An interesting point is that I am frequently asked how a 10 µm particle of gold can possibly dislodge a 6 mm particle of rock when the 6 mm particle obviously has much more total weight than the 10 µm particle of gold. The answer is: it doesn’t. What happens is that any particle of gold only needs to dislodge a particle of like size but lesser density and since gold has a sg of 19.3 and most rock is around 3, it happens fairly easily. Something you should understand is that water is not only injected from behind the material trapped in the rings but it is also injected tangentially in the opposite direction to rotation (see figure 2.). This assists in keeping the concentrate shifting within the container and as long as fluidization and shifting of material takes place, so will concentration of dense particles (gold, platinum etc.).
Water injected tangentially was a major breakthrough as it helps to keep the material moving within the unit. Most people have done same panning and will agree that if you just gently roll a pan and tip it far enough to wash some of the material over the edge, you will in effect create the same performance as a stream on alluvial gravels. You will create a surface enrichment but you will not move the heavies to the bottom of the pan. If you are to move the heavies to the bottom of the pan, you are going to have to move that pan violently enough to make all of the material move within or in relation to the pan. By doing so, you cause material shifting and as it shifts, the heavier particles will go to the bottom. This is the same effect we strive for in the concentrator. We don’t want the material to ever attain the some speed as the cone because if it does, it will be stagnant, so by injecting the water in the reverse direction to rotation, we help to keep the material in a constant fluid motion thereby allowing any particle that is heavier than what is in the rings to inject in and displace something that is lighter.
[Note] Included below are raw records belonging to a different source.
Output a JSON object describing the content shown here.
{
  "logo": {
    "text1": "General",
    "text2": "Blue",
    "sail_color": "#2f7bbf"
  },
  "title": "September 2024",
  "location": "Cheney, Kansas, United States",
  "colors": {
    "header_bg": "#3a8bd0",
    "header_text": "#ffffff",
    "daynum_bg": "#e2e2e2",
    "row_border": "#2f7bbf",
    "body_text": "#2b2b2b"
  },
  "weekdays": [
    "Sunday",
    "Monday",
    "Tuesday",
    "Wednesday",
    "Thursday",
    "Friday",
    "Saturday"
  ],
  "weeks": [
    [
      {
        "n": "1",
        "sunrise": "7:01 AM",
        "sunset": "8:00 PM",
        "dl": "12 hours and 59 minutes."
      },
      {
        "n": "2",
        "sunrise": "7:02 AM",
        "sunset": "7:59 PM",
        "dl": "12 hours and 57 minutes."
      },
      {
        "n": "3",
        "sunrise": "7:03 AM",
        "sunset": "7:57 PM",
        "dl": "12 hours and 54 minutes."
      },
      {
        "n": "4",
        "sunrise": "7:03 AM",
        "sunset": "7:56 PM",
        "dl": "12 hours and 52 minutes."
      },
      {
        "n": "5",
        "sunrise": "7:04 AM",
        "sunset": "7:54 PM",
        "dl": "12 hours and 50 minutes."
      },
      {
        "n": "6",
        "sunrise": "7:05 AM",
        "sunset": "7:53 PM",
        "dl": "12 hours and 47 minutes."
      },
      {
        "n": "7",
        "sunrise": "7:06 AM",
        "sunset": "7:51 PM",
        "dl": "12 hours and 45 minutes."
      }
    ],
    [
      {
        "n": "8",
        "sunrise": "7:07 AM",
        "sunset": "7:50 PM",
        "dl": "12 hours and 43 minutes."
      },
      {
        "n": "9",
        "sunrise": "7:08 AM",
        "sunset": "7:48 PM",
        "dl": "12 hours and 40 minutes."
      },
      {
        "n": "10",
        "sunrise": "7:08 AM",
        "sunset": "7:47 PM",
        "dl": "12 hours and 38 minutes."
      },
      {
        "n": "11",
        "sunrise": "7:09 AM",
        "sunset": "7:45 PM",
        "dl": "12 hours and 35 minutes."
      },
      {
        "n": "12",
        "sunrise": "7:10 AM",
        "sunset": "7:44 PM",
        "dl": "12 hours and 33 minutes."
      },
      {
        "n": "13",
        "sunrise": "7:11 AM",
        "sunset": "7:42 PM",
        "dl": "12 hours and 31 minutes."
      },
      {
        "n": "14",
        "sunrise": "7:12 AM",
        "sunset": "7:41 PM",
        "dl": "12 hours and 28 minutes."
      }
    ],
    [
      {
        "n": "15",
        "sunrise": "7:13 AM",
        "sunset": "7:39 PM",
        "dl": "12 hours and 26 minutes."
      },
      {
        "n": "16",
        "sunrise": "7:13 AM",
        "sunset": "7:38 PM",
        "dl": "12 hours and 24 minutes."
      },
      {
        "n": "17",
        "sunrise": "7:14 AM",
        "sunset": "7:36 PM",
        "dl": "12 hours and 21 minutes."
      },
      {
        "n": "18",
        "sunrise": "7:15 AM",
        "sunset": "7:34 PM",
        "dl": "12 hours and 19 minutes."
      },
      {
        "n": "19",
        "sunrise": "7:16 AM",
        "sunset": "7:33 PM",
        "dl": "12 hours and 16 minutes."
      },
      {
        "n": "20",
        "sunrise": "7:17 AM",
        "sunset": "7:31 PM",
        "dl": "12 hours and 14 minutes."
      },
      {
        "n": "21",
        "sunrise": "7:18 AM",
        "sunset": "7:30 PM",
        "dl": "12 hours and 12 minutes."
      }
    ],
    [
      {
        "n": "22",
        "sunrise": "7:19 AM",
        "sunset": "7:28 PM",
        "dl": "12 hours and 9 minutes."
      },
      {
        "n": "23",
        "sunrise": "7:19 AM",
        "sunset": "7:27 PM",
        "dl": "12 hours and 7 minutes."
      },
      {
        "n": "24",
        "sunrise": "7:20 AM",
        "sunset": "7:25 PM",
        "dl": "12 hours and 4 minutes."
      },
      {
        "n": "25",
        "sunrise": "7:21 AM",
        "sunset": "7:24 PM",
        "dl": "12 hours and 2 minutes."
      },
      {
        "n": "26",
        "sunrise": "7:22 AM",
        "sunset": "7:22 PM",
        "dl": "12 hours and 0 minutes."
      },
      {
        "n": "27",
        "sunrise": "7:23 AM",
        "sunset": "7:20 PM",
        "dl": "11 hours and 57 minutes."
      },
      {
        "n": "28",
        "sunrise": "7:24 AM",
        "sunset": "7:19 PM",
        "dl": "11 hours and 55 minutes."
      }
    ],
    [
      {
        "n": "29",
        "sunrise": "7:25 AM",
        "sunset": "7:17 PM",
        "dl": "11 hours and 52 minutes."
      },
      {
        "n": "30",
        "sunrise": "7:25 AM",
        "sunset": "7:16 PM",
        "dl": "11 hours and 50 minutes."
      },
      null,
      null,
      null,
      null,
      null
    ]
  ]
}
In creating tangential injection, we got a fringe benefit we never even thought about. Whom you shut the machine down to drop out the concentrate, you simply turn on the back pressure water and it immediately blows everything off the rings and you only need to hose out the bottom ring. This cuts cleanup time from thirty minutes to five minutes.
With regard to black sand one must understand that this unit does not recover by seeking a given specific gravity. What it does is magnify by a figure of 60 the difference in specific gravity between all particle densities in the gangue. It is this magnification of the differentiating factors which explain the machine’s ability to effectively recover free gold particles far beyond the parameter of the aforementioned 1 g devices. Consequently, the Knelson Concentrator can handle virtually any content of black sand or other material with a high specific gravity and still recover a very high percentage of the free gold contained in a given product. Because gold and platinum are two of the materials at the high range of the SG chart, they will concentrate ahead of mercury, lead, scheelite, black sand etc. in the Knelson Concentrator.